- O Globo
A vida real insiste em bater à porta de Dilma Rousseff. Em sua mesa, no domingo da reeleição, acumulavam-se informes e relatórios recentes sobre as aflições governamentais provocadas pela seca, inflação, recessão e evidências de fragilidades no sistema financeiro.
Não haverá "pacote", expressão há muito banida do léxico governamental. Vêm aí "ações localizadas, em especial na economia" - ela anunciou na noite de domingo, ao celebrar a vitória, seguindo sugestão da equipe de propaganda. Arrematou: "Antes mesmo do início do meu próximo governo."
Por trás dessa dezena de palavras está um governo atormentado pelos efeitos da seca na maior parte do Brasil. Na sexta-feira, por exemplo, chegou ao Palácio do Planalto a previsão de estoque de água durante esta semana nos reservatórios das hidrelétricas. No Sudeste e Centro-Oeste, 18%, nas usinas do Nordeste, 15%.

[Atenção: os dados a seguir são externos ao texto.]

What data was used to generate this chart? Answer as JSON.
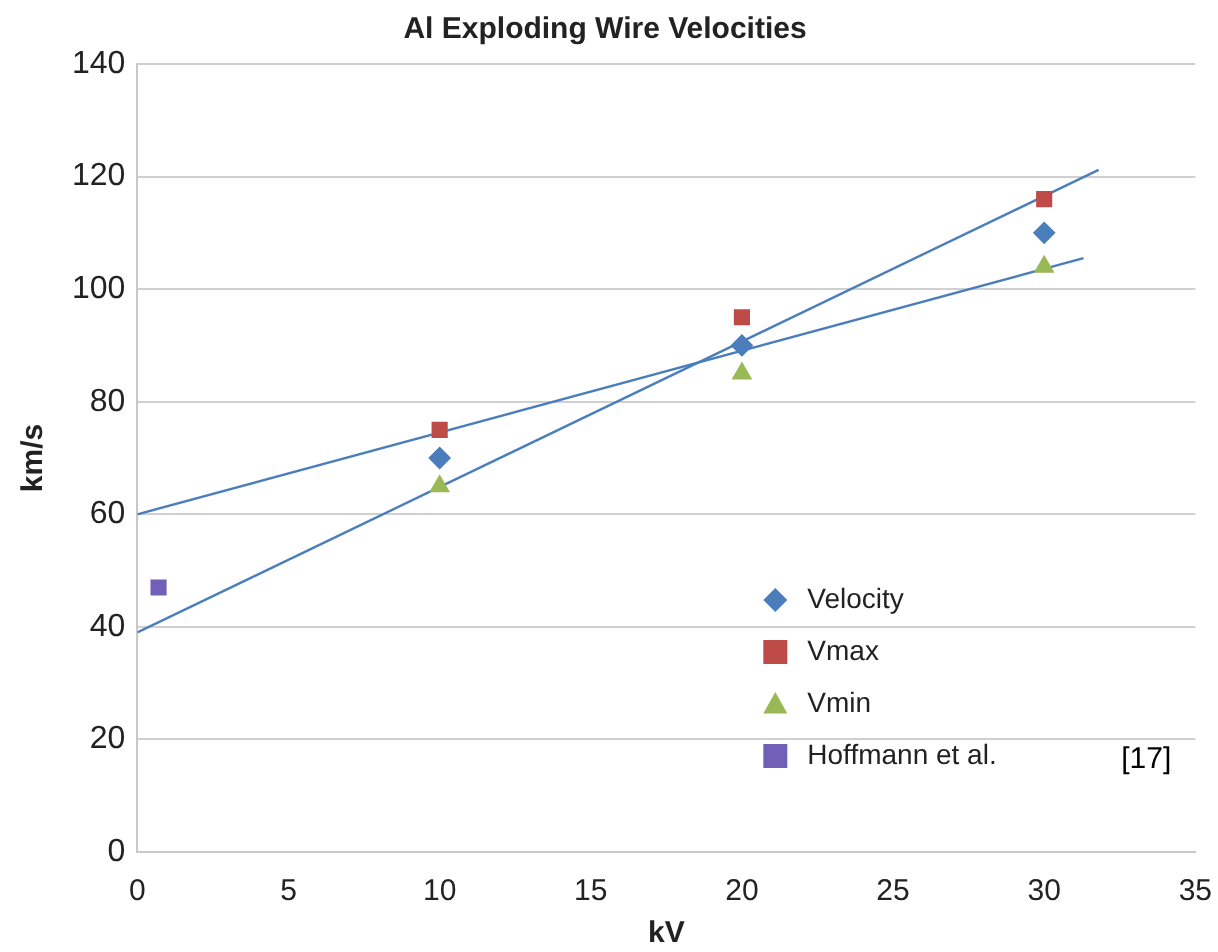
{
  "chart_data": {
    "type": "scatter",
    "title": "Al Exploding Wire Velocities",
    "xlabel": "kV",
    "ylabel": "km/s",
    "xlim": [
      0,
      35
    ],
    "xticks": [
      0,
      5,
      10,
      15,
      20,
      25,
      30,
      35
    ],
    "ylim": [
      0,
      140
    ],
    "yticks": [
      0,
      20,
      40,
      60,
      80,
      100,
      120,
      140
    ],
    "grid": "y",
    "legend": "bottom right",
    "annotations": [
      "[17]"
    ],
    "series": [
      {
        "name": "Velocity",
        "color": "#4a7ebb",
        "marker": "diamond",
        "x": [
          10,
          20,
          30
        ],
        "values": [
          70,
          90,
          110
        ]
      },
      {
        "name": "Vmax",
        "color": "#be4b48",
        "marker": "square",
        "x": [
          10,
          20,
          30
        ],
        "values": [
          75,
          95,
          116
        ]
      },
      {
        "name": "Vmin",
        "color": "#98b954",
        "marker": "triangle",
        "x": [
          10,
          20,
          30
        ],
        "values": [
          65,
          85,
          104
        ]
      },
      {
        "name": "Hoffmann et al.",
        "color": "#7060b8",
        "marker": "square",
        "x": [
          0.7
        ],
        "values": [
          47
        ]
      },
      {
        "type": "line",
        "color": "#4a7ebb",
        "marker": "none",
        "x": [
          0,
          31.3
        ],
        "values": [
          60,
          105.5
        ]
      },
      {
        "type": "line",
        "color": "#4a7ebb",
        "marker": "none",
        "x": [
          0,
          31.8
        ],
        "values": [
          39,
          121.2
        ]
      }
    ]
  }
}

Pela régua do Operador Nacional do Sistema Elétrico, a situação hoje seria mais grave do que aquela de 2001, no governo Fernando Henrique, quando o armazenamento nas usinas era de 21% e o consumo precisou ser racionado.
A crise no abastecimento de energia só não aconteceu neste ano eleitoral porque a indústria, maior consumidora, está em recessão há 12 meses. "Vamos dar mais impulso à atividade econômica em todos os setores, em especial no setor industrial", prometeu Dilma, no discurso.
Desta vez, não haverá "racionamento" - outra palavra banida do vocabulário oficial. Vem aí uma "racionalização" do consumo, se Dilma decidir agir e, nesse caso, adotar a proposta vocabular do serviço de propaganda pós-eleitoral.
Em qualquer hipótese, as contas domésticas de luz devem atravessar 2015 sob bandeira vermelha, código de aviso ao consumidor sobre como a coisa está feia no sistema gerador. Por causa dos desequilíbrios, naturais ou governamentais, ele deverá pagar uma taxa extra.
Os efeitos da seca se espraiam pelo sistema de preços de uma economia estagnada. A saída com anabolizantes no consumo já não existe, porque esgotou-se a capacidade de endividamento familiar. O crédito deixou de fluir na praça, apesar das ações emergenciais do Banco Central, que atravessou os últimos quatro meses da campanha eleitoral liberando R$ 17 bilhões mensais aos bancos.
O alto custo do dinheiro, em tempos de inflação crescente e taxa de câmbio incerta, gelou o ritmo de negócios. Os maiores bancos ampliaram as restrições ao crédito de grandes clientes. Principalmente, daqueles que fornecem à Petrobras e têm sido obrigados, na melhor das hipóteses, a renegociar valores de contratos arguidos nas múltiplas investigações sobre as traficâncias na empresa estatal.
Culpar o sistema financeiro pode ser útil à retórica, mas é inócuo. Como dizia o industrial Antonio Ermírio de Moraes, guarda-chuva de banco só abre quando faz sol. Além disso, uma em cada cinco das 100 maiores casas bancárias brasileiras fechou o balanço dos primeiros nove meses com exuberantes prejuízos - um pedaço teve origem em dívidas não pagas de fornecedores da Petrobras envolvidos nos escândalos petro-partidários.
Dilma Rousseff será obrigada a descer do palanque bem mais rápido do que previa.